‘If you’re not talking about your strategy, your strategy isn’t a strategy’ 

Author Seth Godin debunks strategy myths and explains the fine art of embracing risk

Marketers are under pressure. The rigours of the day job keep many in the moment with limited bandwidth to step away, think, and then develop a long-term strategy for growth. Research by the Harvard Business Review showed that CMOs spend 68.5% of their time ‘managing the present’ and just 31.5% ‘preparing for the future’.

Connecting marketing strategy to business strategy is also tricky. ‘This is either because of a lack of clarity in either business strategy itself, the marketing role within it, or some combination of the two’, according to the 2023 Warc/Cannes Lions Marketing Challenges report.

Fear not, marketing expert Seth Godin is on hand to join the dots. After publication of his new book This is Strategy, a follow-up to 2018’s This is Marketing, he talked to Contagious about the importance of strategy and how to embrace risk – and below is an excerpt from the interview. The full version is available to subscribers of our IQ platform here.

How do you define strategy?

Strategy is a philosophy of becoming. It acknowledges that tomorrow is going to be different to today and that there’s work we can do today to create the conditions for tomorrow. We rarely talk about it because we don’t understand it, because we’re afraid.

Hiring a seven-year-old to make your logo and using some Hot Wheels cars to redesign your car – that’s not taking risks, that’s foolhardy

What are the biggest misconceptions about strategy?

I’d say that the biggest misconception is about marketing. Marketing isn’t advertising, it used to be but it’s not anymore. Marketing is what we make, how we make it, how we talk about it and who we make it for. If you begin with that then strategies are a collection of the hard choices we get to make about who it’s for and what it’s for. When we pick our customers we pick our future but most of the marketers I know steadfastly refuse to pick their customers, and they’re too worried about defending yesterday as opposed to inventing tomorrow.

A strategy simply says, ‘who do I want to help the people I’m serving become?’ And a marketer who’s good can answer that question, a marketer who’s just doing advertising says, ‘when’s the next photoshoot on Miami Beach?’

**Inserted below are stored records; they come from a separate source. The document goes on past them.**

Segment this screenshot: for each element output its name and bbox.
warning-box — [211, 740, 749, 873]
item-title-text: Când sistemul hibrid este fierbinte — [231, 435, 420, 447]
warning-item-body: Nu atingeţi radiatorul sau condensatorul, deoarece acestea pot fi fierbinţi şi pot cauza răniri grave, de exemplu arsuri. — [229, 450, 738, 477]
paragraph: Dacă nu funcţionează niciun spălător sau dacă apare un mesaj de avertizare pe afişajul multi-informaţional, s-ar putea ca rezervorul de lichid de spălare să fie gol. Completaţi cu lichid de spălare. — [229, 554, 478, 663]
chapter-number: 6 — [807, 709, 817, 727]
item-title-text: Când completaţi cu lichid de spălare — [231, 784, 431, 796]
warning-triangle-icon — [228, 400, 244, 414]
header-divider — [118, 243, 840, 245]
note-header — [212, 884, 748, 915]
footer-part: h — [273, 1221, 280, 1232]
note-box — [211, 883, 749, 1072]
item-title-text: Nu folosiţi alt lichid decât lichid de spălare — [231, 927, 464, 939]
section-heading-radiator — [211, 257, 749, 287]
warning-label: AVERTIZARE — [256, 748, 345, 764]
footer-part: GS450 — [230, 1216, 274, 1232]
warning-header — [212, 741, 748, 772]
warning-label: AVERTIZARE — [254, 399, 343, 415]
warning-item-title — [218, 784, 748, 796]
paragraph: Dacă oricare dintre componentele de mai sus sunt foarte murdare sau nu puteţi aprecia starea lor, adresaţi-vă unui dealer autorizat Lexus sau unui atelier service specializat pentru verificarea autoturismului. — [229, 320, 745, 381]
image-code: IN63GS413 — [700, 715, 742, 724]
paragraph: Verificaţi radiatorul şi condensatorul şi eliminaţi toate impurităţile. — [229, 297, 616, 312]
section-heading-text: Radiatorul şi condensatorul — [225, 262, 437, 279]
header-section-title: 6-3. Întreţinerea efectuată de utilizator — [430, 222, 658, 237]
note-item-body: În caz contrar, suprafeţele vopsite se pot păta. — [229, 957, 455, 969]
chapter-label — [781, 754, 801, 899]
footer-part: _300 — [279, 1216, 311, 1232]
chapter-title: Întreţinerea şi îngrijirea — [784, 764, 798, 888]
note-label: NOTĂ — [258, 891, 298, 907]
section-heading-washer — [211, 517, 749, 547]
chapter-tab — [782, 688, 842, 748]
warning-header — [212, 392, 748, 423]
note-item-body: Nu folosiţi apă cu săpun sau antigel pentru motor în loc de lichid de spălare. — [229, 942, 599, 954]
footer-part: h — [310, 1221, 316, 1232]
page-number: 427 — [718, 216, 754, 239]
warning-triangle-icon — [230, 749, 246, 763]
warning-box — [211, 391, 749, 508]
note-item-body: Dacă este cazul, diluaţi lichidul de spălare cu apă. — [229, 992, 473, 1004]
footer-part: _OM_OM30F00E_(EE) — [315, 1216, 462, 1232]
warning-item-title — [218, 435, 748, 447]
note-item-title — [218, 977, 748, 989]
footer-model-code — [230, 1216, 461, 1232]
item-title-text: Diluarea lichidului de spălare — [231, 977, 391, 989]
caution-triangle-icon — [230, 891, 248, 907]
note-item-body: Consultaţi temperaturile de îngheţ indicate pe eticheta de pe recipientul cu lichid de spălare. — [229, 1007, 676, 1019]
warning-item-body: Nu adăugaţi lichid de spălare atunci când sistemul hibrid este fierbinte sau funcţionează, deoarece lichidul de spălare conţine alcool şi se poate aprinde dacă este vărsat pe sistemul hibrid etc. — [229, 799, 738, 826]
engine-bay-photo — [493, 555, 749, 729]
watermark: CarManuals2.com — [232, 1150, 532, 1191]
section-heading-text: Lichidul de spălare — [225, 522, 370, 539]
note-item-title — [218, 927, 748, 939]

​​​​​​​You write that there’s an inherent risk with a strategy that it might fail. What tips can you offer to marketers to embrace risk when developing a strategy?

One of the things I learnt helping out at a summer camp is that there’s a difference between risk and apparent risk. It is risky to climb a rock at Yosemite without ropes. It is apparently risky to give a TED Talk but nothing bad has ever happened to somebody who gave a TED Talk.

Marketers avoid apparent risk all the time. They layer, they hire agencies, they find deniability, they over plan, they put together decks, because they’re worried about the feeling of risk. But actual risk is pretty rare in marketing. What I am encouraging people to do is to lean into apparent risk and do things that feel risky that aren’t.

If you are going to take actual risks, that doesn’t mean you should be reckless. One of the giant fails recently in marketing was the whole Jaguar debacle. Hiring a seven-year-old to make your logo and using some Hot Wheels cars to redesign your car – that’s not taking risks, that’s foolhardy. It’s throwing away your biggest asset and that’s not what I’m encouraging people to do. I’m encouraging them to do the opposite. To be thoughtful, rigorous, about the risks they’re taking, and to be able to explain themselves other than ‘I felt like it’. I felt like it is not a good reason to do something.

Stop being selfish, narcissistic, hustling, short-term-thinking purveyors of junk because someone’s going to outdo you at that

How can a strategy help with planning for the future? What tips can you offer to marketers here?

Resilience is key. You didn’t need to be resilient in 1966, you just needed to run more ads. If you ran more TV ads it didn’t matter what you made because you would be OK. That’s not the case now. What is the case is that over-leverage is going to get you in trouble because if you bet everything on the world staying the same, you’ll probably be wrong.

What are the steps that you wish marketers would take regarding strategy?

There are two. The first is simple: you’ve got to talk about it, and if you can’t talk about it with your employees go and find somebody else who has the same job as you at another company and talk about it with them. If you’re not talking about your strategy, your strategy isn’t a strategy.

The second is that the public is perhaps giving the final warning to marketers. Which is to stop being selfish, narcissistic, hustling, short-term-thinking purveyors of junk because someone’s going to outdo you at that. Instead, race to the top. This is the best moment ever to do that. To do work you’re proud of for people you care about and ignore everybody else.